The Executive Director of Media Rights Agenda (MRA), Mr. Edetaen Ojo, has called on the media community to put in place self-regulatory measures to tackle the issue of hate-speech ahead of the forthcoming 2019 general elections, cautioning that the result of the current inaction on the matter could become detrimental to the media sector, should the government decide to act on it.
Mr Ojo raised this issue during his presentation on Friday, February 23, 2018 in Abuja at the Media Project Stakeholders Meeting, organized by the Institute for Media and Society (IMS) with support from the European Union, as part of the support to the media component of the EU SDGN Project.
According to him, “I believe that there is a consensus that there were disturbing levels of hate speech and partisanship in the coverage of the 2015 elections by many media outlets. Since then, no concerted effort has apparently been made to address the problem. There is a risk that if the media community does nothing to address this problem, government could take legislative measures in response and this would most likely be in the form of criminal law.”
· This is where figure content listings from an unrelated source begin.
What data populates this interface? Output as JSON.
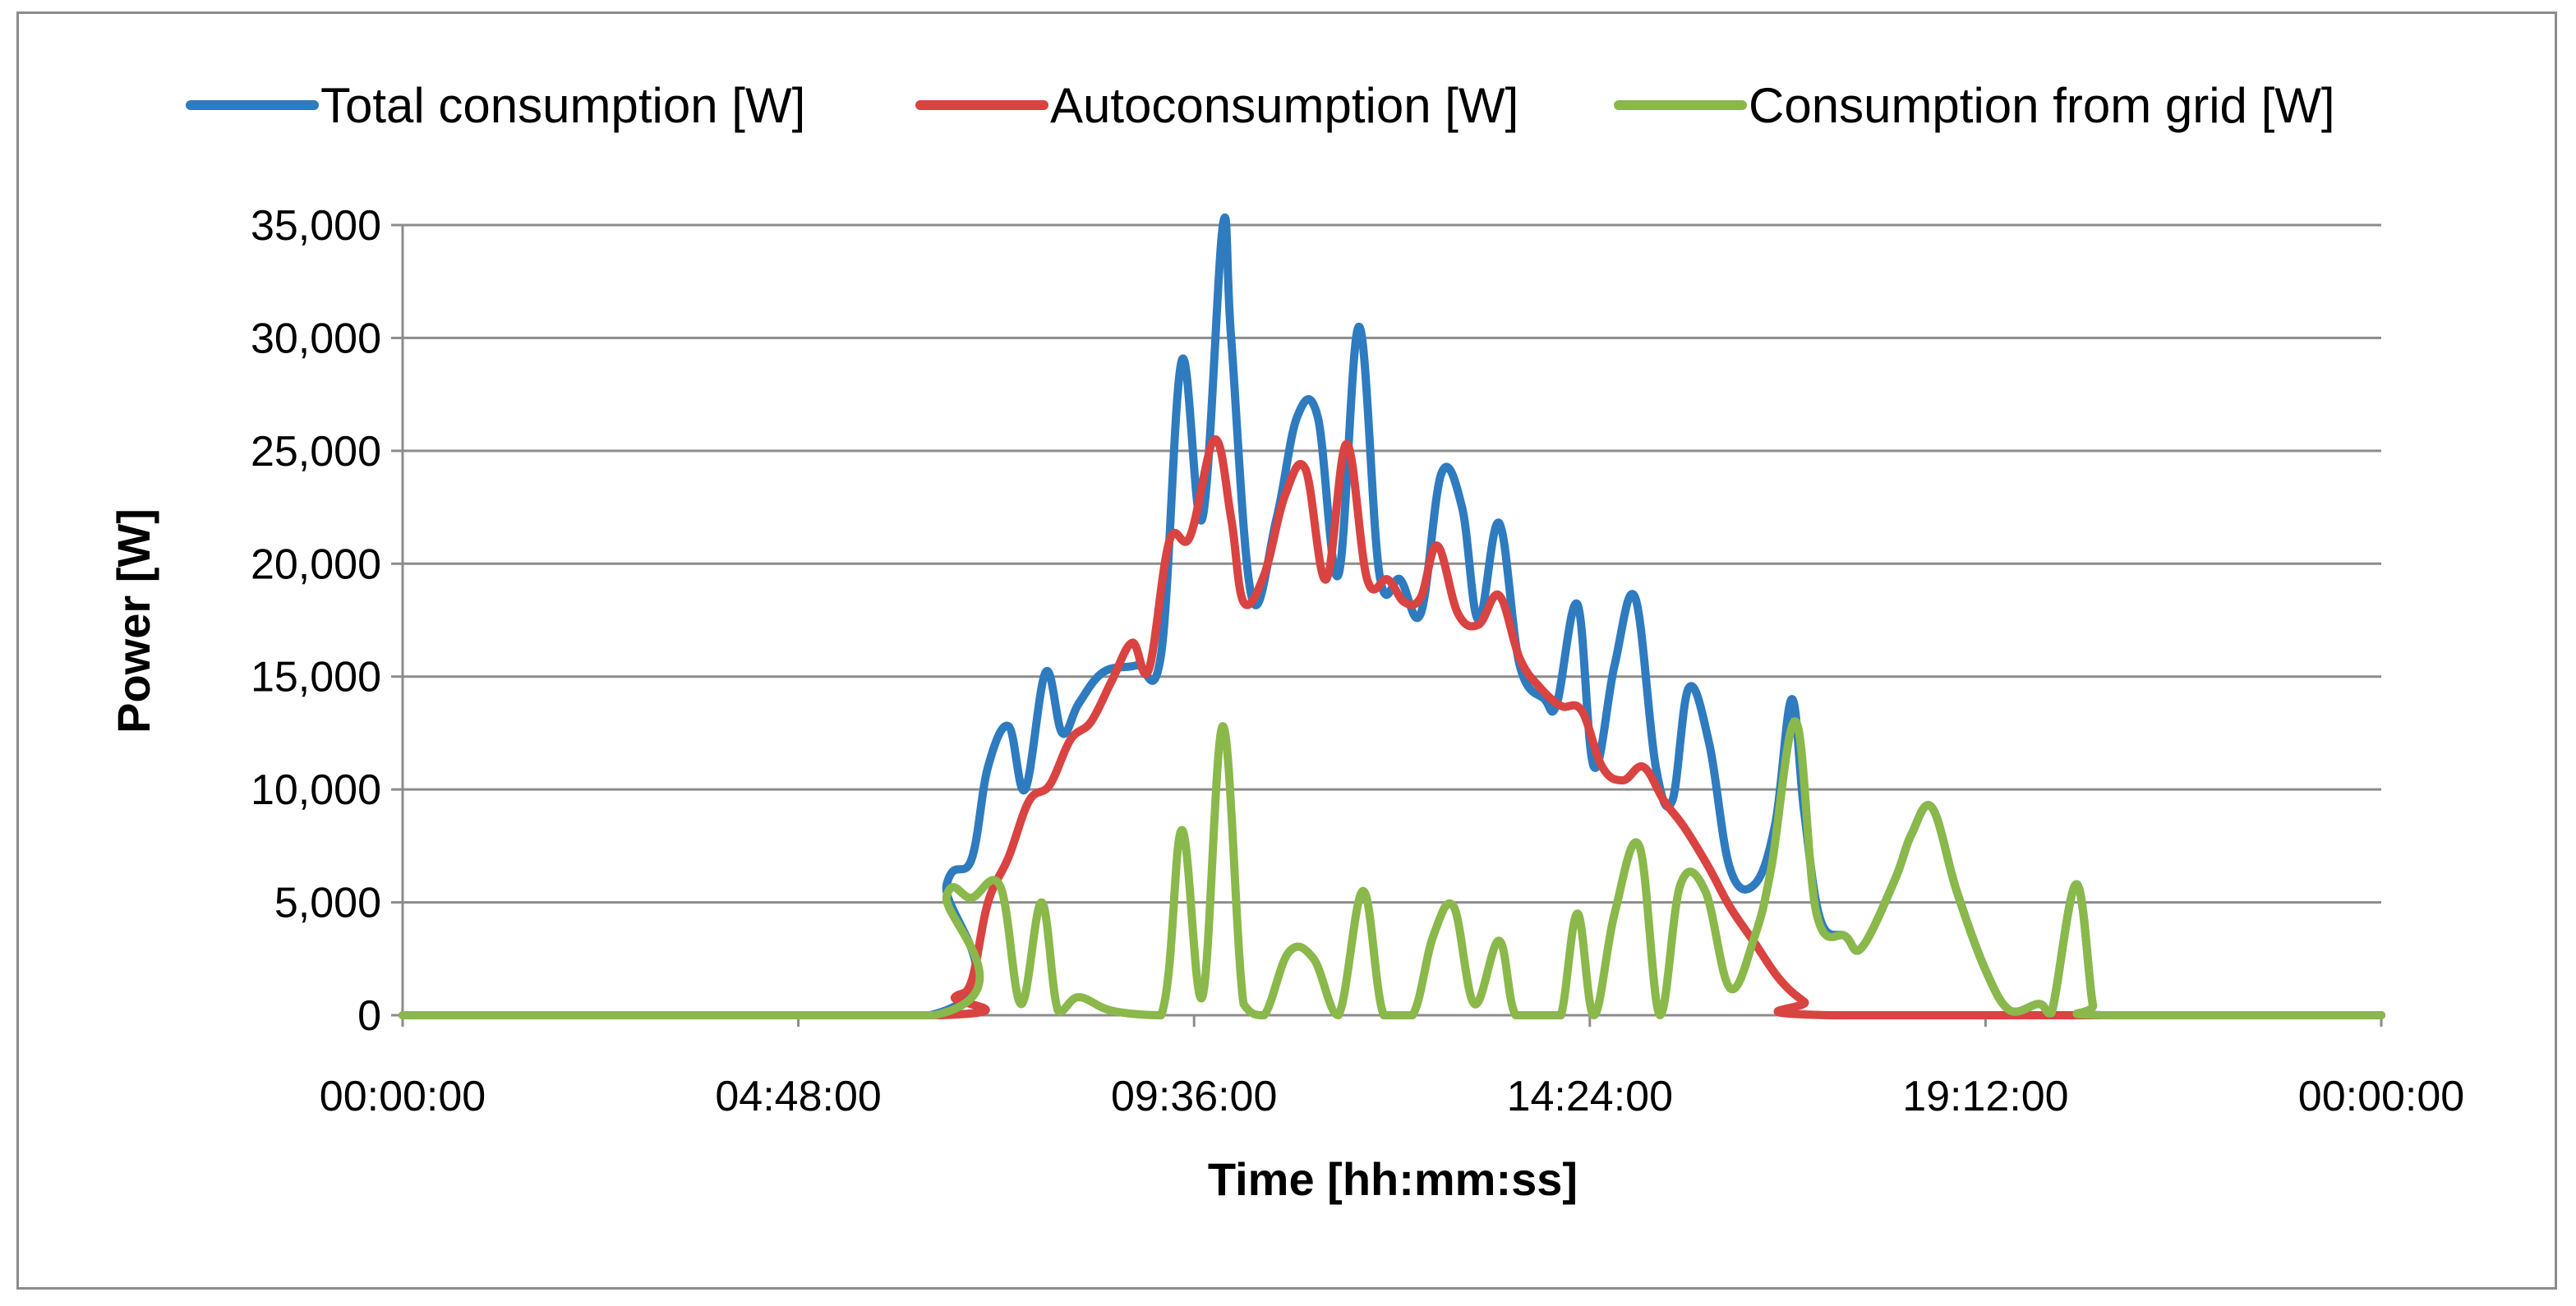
{
  "chart_data": {
    "type": "line",
    "title": "",
    "xlabel": "Time [hh:mm:ss]",
    "ylabel": "Power [W]",
    "xlim_hours": [
      0,
      24
    ],
    "ylim": [
      0,
      35000
    ],
    "grid": true,
    "legend": "top",
    "x_ticks": [
      {
        "hours": 0,
        "label": "00:00:00"
      },
      {
        "hours": 4.8,
        "label": "04:48:00"
      },
      {
        "hours": 9.6,
        "label": "09:36:00"
      },
      {
        "hours": 14.4,
        "label": "14:24:00"
      },
      {
        "hours": 19.2,
        "label": "19:12:00"
      },
      {
        "hours": 24,
        "label": "00:00:00"
      }
    ],
    "y_ticks": [
      {
        "value": 0,
        "label": "0"
      },
      {
        "value": 5000,
        "label": "5,000"
      },
      {
        "value": 10000,
        "label": "10,000"
      },
      {
        "value": 15000,
        "label": "15,000"
      },
      {
        "value": 20000,
        "label": "20,000"
      },
      {
        "value": 25000,
        "label": "25,000"
      },
      {
        "value": 30000,
        "label": "30,000"
      },
      {
        "value": 35000,
        "label": "35,000"
      }
    ],
    "series": [
      {
        "name": "Total consumption [W]",
        "color": "#2e7bbf",
        "points": [
          [
            0,
            0
          ],
          [
            6.4,
            0
          ],
          [
            6.6,
            5800
          ],
          [
            6.9,
            6900
          ],
          [
            7.1,
            11000
          ],
          [
            7.35,
            12800
          ],
          [
            7.55,
            10000
          ],
          [
            7.8,
            15200
          ],
          [
            8.0,
            12500
          ],
          [
            8.2,
            13800
          ],
          [
            8.5,
            15200
          ],
          [
            8.9,
            15500
          ],
          [
            9.2,
            16000
          ],
          [
            9.45,
            29000
          ],
          [
            9.7,
            22000
          ],
          [
            9.95,
            35000
          ],
          [
            10.05,
            30000
          ],
          [
            10.3,
            18500
          ],
          [
            10.6,
            22000
          ],
          [
            10.85,
            26500
          ],
          [
            11.1,
            26500
          ],
          [
            11.35,
            19500
          ],
          [
            11.6,
            30500
          ],
          [
            11.85,
            19500
          ],
          [
            12.1,
            19300
          ],
          [
            12.35,
            17800
          ],
          [
            12.6,
            24000
          ],
          [
            12.85,
            22500
          ],
          [
            13.05,
            17500
          ],
          [
            13.3,
            21800
          ],
          [
            13.55,
            15500
          ],
          [
            13.85,
            14000
          ],
          [
            14.0,
            13800
          ],
          [
            14.25,
            18200
          ],
          [
            14.45,
            11000
          ],
          [
            14.7,
            15500
          ],
          [
            14.95,
            18500
          ],
          [
            15.2,
            11000
          ],
          [
            15.4,
            9500
          ],
          [
            15.6,
            14500
          ],
          [
            15.85,
            12000
          ],
          [
            16.1,
            6500
          ],
          [
            16.4,
            5800
          ],
          [
            16.65,
            8500
          ],
          [
            16.85,
            14000
          ],
          [
            17.0,
            9000
          ],
          [
            17.2,
            4200
          ],
          [
            17.5,
            3500
          ],
          [
            17.7,
            3000
          ],
          [
            18.1,
            6000
          ],
          [
            18.3,
            8000
          ],
          [
            18.55,
            9200
          ],
          [
            18.85,
            5500
          ],
          [
            19.2,
            2000
          ],
          [
            19.5,
            200
          ],
          [
            19.85,
            500
          ],
          [
            20.0,
            100
          ],
          [
            20.3,
            5800
          ],
          [
            20.5,
            500
          ],
          [
            20.6,
            0
          ],
          [
            24,
            0
          ]
        ]
      },
      {
        "name": "Autoconsumption [W]",
        "color": "#d94341",
        "points": [
          [
            0,
            0
          ],
          [
            6.5,
            0
          ],
          [
            6.7,
            800
          ],
          [
            6.9,
            1500
          ],
          [
            7.1,
            5000
          ],
          [
            7.35,
            7000
          ],
          [
            7.6,
            9500
          ],
          [
            7.85,
            10200
          ],
          [
            8.1,
            12200
          ],
          [
            8.35,
            13000
          ],
          [
            8.6,
            14800
          ],
          [
            8.85,
            16500
          ],
          [
            9.05,
            15300
          ],
          [
            9.3,
            21000
          ],
          [
            9.55,
            21200
          ],
          [
            9.85,
            25500
          ],
          [
            10.05,
            22000
          ],
          [
            10.2,
            18300
          ],
          [
            10.45,
            19500
          ],
          [
            10.7,
            23000
          ],
          [
            10.95,
            24200
          ],
          [
            11.2,
            19300
          ],
          [
            11.45,
            25300
          ],
          [
            11.7,
            19300
          ],
          [
            11.95,
            19300
          ],
          [
            12.15,
            18300
          ],
          [
            12.35,
            18500
          ],
          [
            12.55,
            20800
          ],
          [
            12.8,
            17800
          ],
          [
            13.05,
            17300
          ],
          [
            13.3,
            18600
          ],
          [
            13.55,
            15800
          ],
          [
            13.8,
            14500
          ],
          [
            14.05,
            13700
          ],
          [
            14.3,
            13500
          ],
          [
            14.55,
            11000
          ],
          [
            14.8,
            10400
          ],
          [
            15.05,
            11000
          ],
          [
            15.3,
            9500
          ],
          [
            15.55,
            8300
          ],
          [
            15.85,
            6500
          ],
          [
            16.1,
            4800
          ],
          [
            16.4,
            3200
          ],
          [
            16.7,
            1600
          ],
          [
            17.0,
            600
          ],
          [
            17.3,
            0
          ],
          [
            24,
            0
          ]
        ]
      },
      {
        "name": "Consumption from grid [W]",
        "color": "#8ab84a",
        "points": [
          [
            0,
            0
          ],
          [
            6.45,
            0
          ],
          [
            6.6,
            5300
          ],
          [
            6.9,
            5200
          ],
          [
            7.25,
            5700
          ],
          [
            7.5,
            500
          ],
          [
            7.75,
            5000
          ],
          [
            7.95,
            200
          ],
          [
            8.2,
            800
          ],
          [
            8.6,
            200
          ],
          [
            9.2,
            0
          ],
          [
            9.45,
            8200
          ],
          [
            9.7,
            800
          ],
          [
            9.95,
            12800
          ],
          [
            10.2,
            500
          ],
          [
            10.45,
            0
          ],
          [
            10.75,
            2800
          ],
          [
            11.05,
            2500
          ],
          [
            11.35,
            0
          ],
          [
            11.65,
            5500
          ],
          [
            11.9,
            0
          ],
          [
            12.25,
            0
          ],
          [
            12.5,
            3500
          ],
          [
            12.75,
            4800
          ],
          [
            13.0,
            500
          ],
          [
            13.3,
            3300
          ],
          [
            13.5,
            0
          ],
          [
            13.85,
            0
          ],
          [
            14.05,
            0
          ],
          [
            14.25,
            4500
          ],
          [
            14.45,
            0
          ],
          [
            14.7,
            4500
          ],
          [
            15.0,
            7500
          ],
          [
            15.25,
            0
          ],
          [
            15.5,
            5800
          ],
          [
            15.8,
            5500
          ],
          [
            16.1,
            1200
          ],
          [
            16.4,
            3500
          ],
          [
            16.6,
            6500
          ],
          [
            16.9,
            13000
          ],
          [
            17.15,
            4500
          ],
          [
            17.5,
            3500
          ],
          [
            17.7,
            3000
          ],
          [
            18.1,
            6000
          ],
          [
            18.3,
            8000
          ],
          [
            18.55,
            9200
          ],
          [
            18.85,
            5500
          ],
          [
            19.2,
            2000
          ],
          [
            19.5,
            200
          ],
          [
            19.85,
            500
          ],
          [
            20.0,
            100
          ],
          [
            20.3,
            5800
          ],
          [
            20.5,
            500
          ],
          [
            20.6,
            0
          ],
          [
            24,
            0
          ]
        ]
      }
    ]
  }
}
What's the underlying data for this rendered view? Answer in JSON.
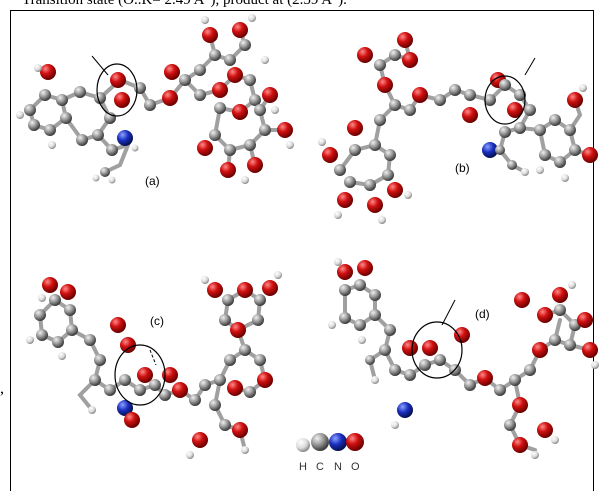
{
  "caption_top": "Transition state (O..K= 2.49 A°), product at (2.59 A°).",
  "side_mark": ",",
  "panels": [
    {
      "label": "(a)"
    },
    {
      "label": "(b)"
    },
    {
      "label": "(c)"
    },
    {
      "label": "(d)"
    }
  ],
  "legend": {
    "items": [
      {
        "symbol": "H",
        "color": "#e8e8e8"
      },
      {
        "symbol": "C",
        "color": "#9a9a9a"
      },
      {
        "symbol": "N",
        "color": "#1a2fc0"
      },
      {
        "symbol": "O",
        "color": "#d01010"
      }
    ]
  },
  "colors": {
    "hydrogen": "#e8e8e8",
    "carbon": "#9a9a9a",
    "nitrogen": "#1a2fc0",
    "oxygen": "#d01010",
    "bond": "#a0a0a0"
  }
}
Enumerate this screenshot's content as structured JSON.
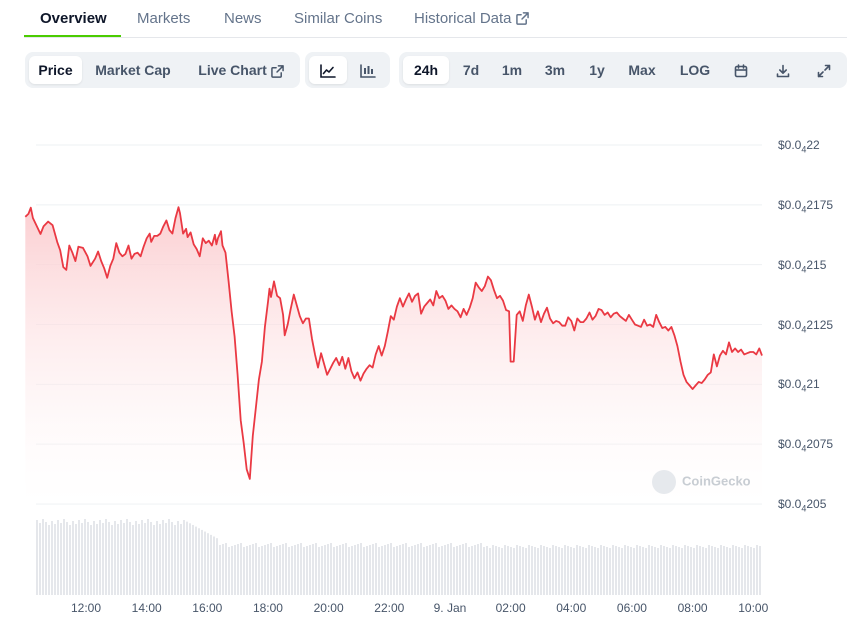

In order to address this problem and other breaches of professional standards ahead of the 2019 elections, he said “the media community should make efforts to put in place a self-regulatory system and intensify activities aimed at sensitizing the media community about the industry standard.”
In his presentation titled: “On the road to 2019: What regulatory environment would be suitable for media practice in Nigeria,” Mr Ojo discussed the role of the media in the electioneering process, putting the forthcoming 2019 general elections in perspective. He identified and proffered ways out to the key issues affecting the role of the media including political interference in government–owned media, media ownership and the question of self-censorship in privately-owned media, fairness in coverage, among others.
Mr Ojo noted that fairness is the most critical issue for the media in election coverage. Therefore, he said “fair access to the media involves issues such as: equality of time and space allotted to political parties and candidates; the type of access time or space given to them; and whether there is proportionality in the presentation of opposing parties or candidates in the media, etc.”
Discussing the media ownership question, Mr Ojo described the issue one of the biggest challenges for professional coverage of elections and electoral processes and which frequently results in self-censorship or even direct interference in the editorial decision making of media organizations. To this, he proposed a dual track approach.
First, he proposed an urgent reform in the operation and management of state-owned media at both Federal and State levels. “There is an urgent need to transform all state-owned broadcasting stations in the country, both at the Federal and at the State levels, into genuine public service broadcasters.
“In practical terms, these stations should be removed from the direct control of the President or the Minister of Information (at the Federal level) and of the Governor or Commissioners for Information (at the State level).
“The stations should be run by independent boards whose members are appointed through a transparent process and have security of tenure. The stations should also be guaranteed adequate and secure funding in order to protect them from arbitrary interference with their budgets,” Mr Ojo recommended.
He added that all of these reforms should be guaranteed by Law, which would require a complete review of the current legal framework regarding the operations of the stations. He said that the existing laws establishing these state-owned media should be abrogated and replaced with new laws which reflect these principles of broadcasting independence.
The second approach he proposed was the need to address the challenge of owners interference in the editorial content of privately owned media outlets, especially in the light of the current environment where a large number of media organizations are owned by politicians or business persons with clear political interests, links or even affiliations.
On this, he proposed that “the media should collectively put pressure on media owners in the Newspapers Proprietors Association of Nigeria and the Broadcasting Organizations of Nigeria to also develop and adopt a Code of Conduct for Media Owners.
“One of the elements of such a code would be that there must be a separation of roles between media owners and journalists and that media owners should not be involved in or interfere in editorial matters of the media organizations owned by them.”
Mr Ojo also drew attention to the Nigerian Media Code of Election Coverage, declaring his absolute support for its timely revision and updating so that the final document can be read far ahead of the 2019 elections and the necessary sensitization carried out.
He said: “I believe that there is a move to update the Nigerian Media Code of Election Coverage that was developed ahead of the 2015 elections to make it more comprehensive. I am in complete support of such an effort.”
In addition, he said, “the media community should also consider the possibility of developing and implementing enforcement mechanisms to ensure compliance with the updated Code by all media stakeholders.”
To this end, he called for collaboration of the entire media community united by this common cause to achieve those heights.